My personally limited view on Trump is that he's talked like a bad guy and acted like a bad guy for long enough to be considered a bad guy. If someone has decided to take action by themselves on this particular bad guy, hopefully believing it will be better for everyone, I will not blame them. The bad that Trump will presumably make reality, as he says he will, for his benefit and that of people around him, is expected (by me; maybe not by you) to be greater than killing him.

And while I do not believe violence is THE means to achieve great deeds, I do not believe non-violence will get us all into a violence-free world either, because even if we stopped acting violently, the other side doesn't need to play by the same rules.
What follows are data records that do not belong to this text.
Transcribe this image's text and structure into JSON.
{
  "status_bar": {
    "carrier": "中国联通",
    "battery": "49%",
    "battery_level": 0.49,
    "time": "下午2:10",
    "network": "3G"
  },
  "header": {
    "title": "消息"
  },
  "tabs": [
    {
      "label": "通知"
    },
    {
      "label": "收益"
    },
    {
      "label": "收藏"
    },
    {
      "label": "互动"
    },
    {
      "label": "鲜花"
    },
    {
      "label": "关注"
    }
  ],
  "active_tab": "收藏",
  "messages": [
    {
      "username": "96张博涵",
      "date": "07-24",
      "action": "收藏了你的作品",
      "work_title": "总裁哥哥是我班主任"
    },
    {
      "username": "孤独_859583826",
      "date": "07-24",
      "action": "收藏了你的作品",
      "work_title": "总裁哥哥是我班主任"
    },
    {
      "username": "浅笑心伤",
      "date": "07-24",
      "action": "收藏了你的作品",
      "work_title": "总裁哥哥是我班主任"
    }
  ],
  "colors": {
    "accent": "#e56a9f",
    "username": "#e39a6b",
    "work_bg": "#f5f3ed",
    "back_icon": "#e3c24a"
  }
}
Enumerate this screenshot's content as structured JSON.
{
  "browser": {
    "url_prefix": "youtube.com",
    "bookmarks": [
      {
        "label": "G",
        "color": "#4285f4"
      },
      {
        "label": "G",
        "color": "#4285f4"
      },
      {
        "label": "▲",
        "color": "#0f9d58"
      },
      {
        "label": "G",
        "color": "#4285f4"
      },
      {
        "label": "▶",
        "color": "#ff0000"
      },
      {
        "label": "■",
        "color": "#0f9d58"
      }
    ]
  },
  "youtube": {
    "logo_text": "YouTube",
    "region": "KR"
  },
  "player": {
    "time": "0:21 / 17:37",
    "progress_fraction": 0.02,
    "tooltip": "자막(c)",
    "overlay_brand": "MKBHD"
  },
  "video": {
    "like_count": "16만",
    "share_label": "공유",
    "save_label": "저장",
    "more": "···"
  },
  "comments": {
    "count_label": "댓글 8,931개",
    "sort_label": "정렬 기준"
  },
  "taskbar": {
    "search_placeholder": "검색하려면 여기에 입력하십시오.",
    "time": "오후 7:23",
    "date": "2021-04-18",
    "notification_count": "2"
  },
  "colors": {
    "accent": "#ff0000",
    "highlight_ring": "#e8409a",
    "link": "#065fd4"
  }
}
The people in power will continue in power, and they'll use whatever violence they deem necessary to keep it, until they die and their power is inherited by some "natural" successors. The power relation will never be upended this way. The tools we have were given to us, but they're lame, they don't apply equally to all. We have proof of that. Thus, we need to make our own tools.

So yes, it IS a serious question to be asked seriously. Let us not get killed by inaction.